I probably haven’t gained weight because I’m still doing my best to make one meal a day a salad, and that action alone has counteracted my relaxed eating habits at other meals. I have had to rededicate myself several times over the past seven months, and today I rededicate myself again. It’s so darned hard to stay motivated for the length of time it takes to lose almost one hundred pounds, which is what I’ve needed to lose to reach a healthy weight.

On the bright side, despite all my slipping, cheating, and overeating, I have lost another pound. I have reset my mini goal of reaching 190 several times, and I’m determined to meet it this time, by March 15.

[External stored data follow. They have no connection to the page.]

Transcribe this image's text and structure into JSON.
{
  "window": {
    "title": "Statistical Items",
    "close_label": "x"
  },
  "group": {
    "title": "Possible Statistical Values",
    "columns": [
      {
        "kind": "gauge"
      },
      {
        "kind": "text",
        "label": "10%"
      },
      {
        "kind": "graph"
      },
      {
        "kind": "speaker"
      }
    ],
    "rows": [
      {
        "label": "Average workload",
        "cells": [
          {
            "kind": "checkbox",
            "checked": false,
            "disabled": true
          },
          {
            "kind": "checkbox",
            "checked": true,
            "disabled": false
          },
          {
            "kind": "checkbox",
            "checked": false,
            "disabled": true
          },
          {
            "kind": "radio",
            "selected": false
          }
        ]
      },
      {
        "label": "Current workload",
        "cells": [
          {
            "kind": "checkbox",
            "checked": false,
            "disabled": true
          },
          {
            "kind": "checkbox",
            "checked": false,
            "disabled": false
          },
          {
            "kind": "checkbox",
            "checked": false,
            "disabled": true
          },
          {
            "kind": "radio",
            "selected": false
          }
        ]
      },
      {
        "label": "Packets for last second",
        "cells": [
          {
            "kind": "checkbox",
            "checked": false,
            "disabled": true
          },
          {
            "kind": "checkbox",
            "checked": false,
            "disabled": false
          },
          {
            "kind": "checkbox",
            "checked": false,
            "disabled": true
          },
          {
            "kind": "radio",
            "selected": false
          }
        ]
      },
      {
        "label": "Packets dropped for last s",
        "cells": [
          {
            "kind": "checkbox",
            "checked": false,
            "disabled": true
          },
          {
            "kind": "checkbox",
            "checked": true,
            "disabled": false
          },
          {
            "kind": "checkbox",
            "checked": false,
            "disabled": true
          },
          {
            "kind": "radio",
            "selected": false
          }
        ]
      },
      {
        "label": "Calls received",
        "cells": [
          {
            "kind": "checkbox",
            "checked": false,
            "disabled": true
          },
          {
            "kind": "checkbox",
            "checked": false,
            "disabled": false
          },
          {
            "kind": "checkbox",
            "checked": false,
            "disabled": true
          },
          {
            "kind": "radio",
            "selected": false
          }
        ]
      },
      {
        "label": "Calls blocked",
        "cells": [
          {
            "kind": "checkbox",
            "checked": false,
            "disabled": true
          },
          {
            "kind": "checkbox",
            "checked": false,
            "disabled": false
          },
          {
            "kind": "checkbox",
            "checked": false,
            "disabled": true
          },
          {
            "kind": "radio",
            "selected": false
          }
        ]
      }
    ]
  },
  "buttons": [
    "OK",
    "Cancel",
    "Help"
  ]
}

Now I simply have to remember why I went on this food plan to begin with. I absolutely must remember the pain I felt when I walked up or down stairs. The volume of medicine I had to take to lower my blood pressure and cholesterol. I must remember how I saw Jabba the Hut sitting on the side of my bed, only to discover it was my reflection in the mirror. I have to look at the nifty, pretty, medium-sized blouses I’m wearing now, instead of the size 22-24 I had to wear before. I have to remember what fun it is to buy clothes in regular stores and not have to look for plus sizes. I have to remember what fun it is to breathe and tie my shoes at the same time. Yes, I used to have to hold my breath, because all my fat squished my lungs into stillness when I bent over. I swear I will remember these things the next time I have the urge to eat more than my body needs.

Starting weight: 245
Weight last check-in: 192
Weight today: 191
Total pounds lost: 54
Goal weight: 150
Mini goal: 190 by March 15

1 comment:

  1. Excellent post! I love the way you ended the article-- remeniscing about how things used to be when you were overweight. Those things are a strong motivator to stay on your food plan. Thanks for sharing, Bobbie. I really enjoy reading these posts.